Payday Loan vs Investment Loan: What to choose?

05/09/2016 5:47 AM AEST | Updated 05/09/2016 5:47 AM AEST

If you are reading this article, two things can be certainly said about you: one, you are hunting for a loan and two, your financial knowledge is not too strong. Don’t worry! The mere approach of doing your research before making any crucial decision is a wise move by you and we are here to help you. Today, we are going to settle the debate between installment loans and payday loans by discussing their pros and cons. keep reading.

Installment loans

As the name suggests, the installment loans are characterized by the equal payment paid by the borrower to lender on equal intervals. This type of loan is perfectly legal, regulated by State and Federal consumer protection agencies. These loans typically range from $150-$5000. One can easily find a lender of online installment loans in their vicinity. The frequency and amount of installment is decided at the time of contract signing keeping in mind the ease of both lender and borrower. Typically installment payments are made monthly and completed in half a year or a year.


  1. The ‘fixed’ nature of installment loans help individuals in avoiding any financial shocks. The amount payable is decided keeping in mind borrowers pay and installment do not prove to be a burden on the payee’s shoulders.
  2. The application process too is quite simple and efficient. It requires a little or even no credit history, meaning you can get a loan for no collateral backing it up. Initially the loans take less than a day to be deposited directly into the account of borrower and the installments are paid directly to the lender without the fuss of a third party.

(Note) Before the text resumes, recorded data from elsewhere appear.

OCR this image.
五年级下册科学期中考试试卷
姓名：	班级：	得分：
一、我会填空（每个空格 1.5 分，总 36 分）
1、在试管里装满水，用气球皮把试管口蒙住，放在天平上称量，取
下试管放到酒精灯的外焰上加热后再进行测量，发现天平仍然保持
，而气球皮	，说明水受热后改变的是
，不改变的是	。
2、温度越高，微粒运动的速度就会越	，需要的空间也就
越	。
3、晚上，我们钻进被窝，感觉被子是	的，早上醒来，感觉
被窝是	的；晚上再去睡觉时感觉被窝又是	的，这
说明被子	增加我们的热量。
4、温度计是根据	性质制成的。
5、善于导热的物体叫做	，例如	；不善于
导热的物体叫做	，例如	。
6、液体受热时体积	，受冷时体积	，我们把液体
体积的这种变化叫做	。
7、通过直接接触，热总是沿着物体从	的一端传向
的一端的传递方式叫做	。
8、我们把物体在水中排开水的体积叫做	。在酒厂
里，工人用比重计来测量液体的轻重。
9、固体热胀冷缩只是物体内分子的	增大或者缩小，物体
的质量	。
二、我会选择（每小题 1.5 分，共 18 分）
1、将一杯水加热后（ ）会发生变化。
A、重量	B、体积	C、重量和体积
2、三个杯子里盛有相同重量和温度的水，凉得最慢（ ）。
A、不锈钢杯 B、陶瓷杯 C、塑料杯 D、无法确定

  1. If one is not able to pay installment in time, he is penalized which is sometimes much more than expected.
  2. The advantages of installment loans come at a cost of high interest rate. The rate is usually higher than APR and when summed up over complete interval, the total exceeds interest rate on all other loans.

Payday loan

Payday loan is the type of loan which is required to pay back on the payday i.e. within a month. This is a short term loan, also termed as “cash advance” or “cash loan”, usually up to $1500. The loan approval is very quick since no credit history is required or verified for such type of loan. Many lenders provide this loan on personal security. The lender charges the borrower a lump sum interest rate which is paid with the principal amount at the end of month.


  1. The payday loan works like a postpaid card which lets you borrow some extra cash if you run out of money before your payday. It’s quick and easiest way to wave off any unpredicted/emergency expense thrown your way.
  2. It is very convenient, very fast and very easy to obtain and effortlessly available.


  1. There exist scam lenders that hand you over much more stress than money. Therefore, it is important to know who you are dealing with before proceeding with any type of contracts.
  2. Sometime, the ease of loan borrowing allows you to borrow much more than your capability to pay back and drags you into financial crisis before you even realize it. Heads up for gamblers, drug addicts and investors who lose money as soon as it is borrowed.

Both investment loan and payday loan are short term and readily available. The only major difference is that investment loan lets you pay over a long period of time and saves you stress while payday loan spares you a few extra bucks to meet emergency conditions. Don’t worry if you have bad credit history or no collateral. Financial world welcomes you back.